Wegen von den Kommanditgesellschaften nicht gezahlter Umsatzsteuern nebst steuerlichen Nebenleistungen erließ der Beklagte und Beschwerdegegner (das Finanzamt --FA--) gegen den Kläger auf §§ 34, 69 der Abgabenordnung (AO 1977) gestützte Haftungsbescheide. Die dagegen eingelegten Einsprüche hatten keinen Erfolg. Zur Begründung verwies das FA im Wesentlichen darauf, dass der Kläger neben dem im Handelsregister eingetragenen Geschäftsführer F. de facto alleinhandelnder und -verantwortlicher Geschäftsführer der Komplementär-GmbH gewesen sei.

Das Finanzgericht (FG) hat die dagegen erhobene Klage abgewiesen und zur Begründung u.a. ausgeführt, nach dem Gesamtergebnis des Verfahrens stehe zu seiner Überzeugung fest, dass der Kläger seit 1992 faktischer, alleinhandelnder und -verantwortlicher Geschäftsführer der GmbH gewesen sei. Der Kläger habe die ihm als faktischem Geschäftsführer der Komplementär-GmbH obliegenden steuerlichen Pflichten der Kommanditgesellschaften nicht erfüllt. Das FA habe das Entschließungs- und Auswahlermessen ordnungsgemäß ausgeübt. Einer näheren Darlegung des Auswahlermessens im Haftungsbescheid habe es nicht bedurft, da die entsprechenden Ermessenserwägungen für den Kläger im Hinblick auf seine Einlassung, de facto alleinhandelnder und -verantwortlicher Geschäftsführer der Firmengruppe gewesen zu sein, offensichtlich gewesen seien.

Wegen Nichtzulassung der Revision in diesem Urteil hat der Kläger Beschwerde erhoben, mit der er die Abweichung des Urteils von mehreren Entscheidungen des Bundesfinanzhofes (BFH) sowie Verfahrensfehler geltend macht.

II. Die Beschwerde ist unbegründet.

1. Der von der Beschwerde geltend gemachte Zulassungsgrund, dass die Sicherung einer einheitlichen Rechtsprechung eine Entscheidung des BFH erfordere (§ 115 Abs. 2 Nr. 2 2. Alternative der Finanzgerichtsordnung --FGO--), liegt nicht vor.

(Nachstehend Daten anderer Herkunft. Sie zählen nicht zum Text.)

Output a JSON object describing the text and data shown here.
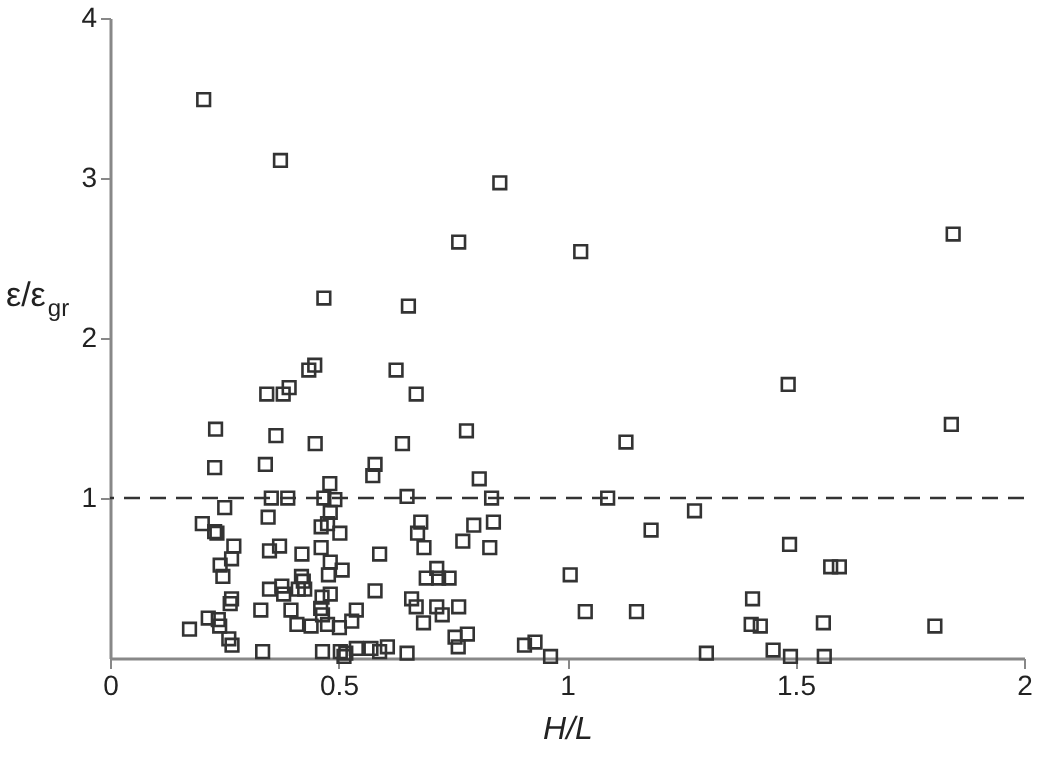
{
  "chart_data": {
    "type": "scatter",
    "xlabel": "H/L",
    "ylabel": "ε/ε$_{gr}$",
    "xlim": [
      0,
      2
    ],
    "xticks": [
      0,
      0.5,
      1,
      1.5,
      2
    ],
    "ylim": [
      0,
      4
    ],
    "yticks": [
      1,
      2,
      3,
      4
    ],
    "grid": false,
    "marker": "square",
    "ref_lines": [
      {
        "axis": "y",
        "value": 1,
        "line_style": "dashed",
        "color": "#333333"
      }
    ],
    "series": [
      {
        "color": "#333333",
        "x": [
          0.205,
          0.373,
          0.468,
          0.653,
          0.763,
          0.853,
          1.03,
          1.845,
          1.484,
          1.841,
          1.129,
          1.089,
          1.279,
          1.184,
          1.487,
          1.007,
          1.577,
          1.596,
          1.04,
          1.152,
          1.406,
          1.403,
          1.423,
          1.561,
          1.805,
          1.305,
          1.451,
          1.489,
          1.563,
          0.964,
          0.448,
          0.435,
          0.392,
          0.379,
          0.343,
          0.626,
          0.67,
          0.231,
          0.363,
          0.449,
          0.64,
          0.78,
          0.229,
          0.34,
          0.58,
          0.575,
          0.481,
          0.808,
          0.353,
          0.389,
          0.468,
          0.492,
          0.65,
          0.835,
          0.251,
          0.482,
          0.346,
          0.202,
          0.229,
          0.234,
          0.476,
          0.462,
          0.503,
          0.68,
          0.673,
          0.687,
          0.796,
          0.839,
          0.772,
          0.831,
          0.271,
          0.349,
          0.371,
          0.462,
          0.42,
          0.266,
          0.241,
          0.247,
          0.482,
          0.508,
          0.478,
          0.59,
          0.715,
          0.692,
          0.719,
          0.742,
          0.419,
          0.423,
          0.349,
          0.376,
          0.38,
          0.412,
          0.426,
          0.482,
          0.464,
          0.58,
          0.66,
          0.266,
          0.263,
          0.33,
          0.396,
          0.461,
          0.465,
          0.67,
          0.715,
          0.763,
          0.727,
          0.539,
          0.529,
          0.174,
          0.215,
          0.237,
          0.24,
          0.409,
          0.44,
          0.476,
          0.502,
          0.686,
          0.755,
          0.782,
          0.762,
          0.26,
          0.267,
          0.334,
          0.465,
          0.504,
          0.516,
          0.512,
          0.539,
          0.571,
          0.59,
          0.607,
          0.65,
          0.907,
          0.93
        ],
        "values": [
          3.49,
          3.11,
          2.25,
          2.2,
          2.6,
          2.97,
          2.54,
          2.65,
          1.71,
          1.46,
          1.35,
          1.0,
          0.92,
          0.8,
          0.71,
          0.52,
          0.57,
          0.57,
          0.29,
          0.29,
          0.37,
          0.21,
          0.2,
          0.22,
          0.2,
          0.03,
          0.05,
          0.01,
          0.01,
          0.01,
          1.83,
          1.8,
          1.69,
          1.65,
          1.65,
          1.8,
          1.65,
          1.43,
          1.39,
          1.34,
          1.34,
          1.42,
          1.19,
          1.21,
          1.21,
          1.14,
          1.09,
          1.12,
          1.0,
          1.0,
          1.0,
          0.99,
          1.01,
          1.0,
          0.94,
          0.91,
          0.88,
          0.84,
          0.79,
          0.78,
          0.84,
          0.82,
          0.78,
          0.85,
          0.78,
          0.69,
          0.83,
          0.85,
          0.73,
          0.69,
          0.7,
          0.67,
          0.7,
          0.69,
          0.65,
          0.62,
          0.58,
          0.51,
          0.6,
          0.55,
          0.52,
          0.65,
          0.56,
          0.5,
          0.5,
          0.5,
          0.51,
          0.48,
          0.43,
          0.45,
          0.4,
          0.43,
          0.43,
          0.4,
          0.38,
          0.42,
          0.37,
          0.37,
          0.34,
          0.3,
          0.3,
          0.31,
          0.27,
          0.32,
          0.32,
          0.32,
          0.27,
          0.3,
          0.23,
          0.18,
          0.25,
          0.24,
          0.2,
          0.21,
          0.2,
          0.21,
          0.19,
          0.22,
          0.13,
          0.15,
          0.07,
          0.12,
          0.08,
          0.04,
          0.04,
          0.04,
          0.03,
          0.01,
          0.06,
          0.06,
          0.04,
          0.07,
          0.03,
          0.08,
          0.1
        ]
      }
    ]
  }
}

a) Auch nach der Neufassung dieser Vorschrift durch das Zweite Gesetz zur Änderung der Finanzgerichtsordnung und anderer Gesetze (2.FGOÄndG) umfasst dieser Zulassungsgrund jedenfalls die Fälle der bisherigen Divergenzrevision, geht aber darüber hinaus, weil es nunmehr nicht mehr darauf ankommt, welches Gericht die Entscheidung, von der abgewichen wird, getroffen hat (Senats-Beschluss vom 15. November 2001 VII B 40/01, BFH/NV 2002, 373). Eine Abweichung liegt daher, soweit die Abweichung von einer BFH-Entscheidung gerügt wird, nach der Neufassung des § 115 Abs. 2 Nr. 2 FGO entsprechend der bisherigen ständigen Rechtsprechung nur dann vor, wenn das FG seiner Entscheidung einen abstrakten Rechtssatz zugrunde gelegt hat, der von einem vom BFH aufgestellten Rechtssatz abweicht (Gräber/Ruban, Finanzgerichtsordnung, 5. Aufl., § 115 Rdnr. 48 ff., m.w.N.). Keine Divergenz ist daher gegeben, wenn das FG sich die vom BFH aufgestellten Rechtsgrundsätze zu eigen macht und auf den Streitfall anwendet. Selbst wenn diese Anwendung fehlerhaft sein sollte, so läge keine Abweichung i.S. des § 115 Abs. 2 Nr. 2 FGO, sondern ein nicht zur Revisionszulassung führender Subsumtionsfehler vor.

b) Eine Abweichung der FG-Entscheidung von dem Senats-Beschluss vom 13. Februar 1996 VII B 245/95 (BFH/NV 1996, 657) und dem Senats-Urteil vom 12. Mai 1987 VII R 159/84 (BFH/NV 1988, 139) liegt nicht vor.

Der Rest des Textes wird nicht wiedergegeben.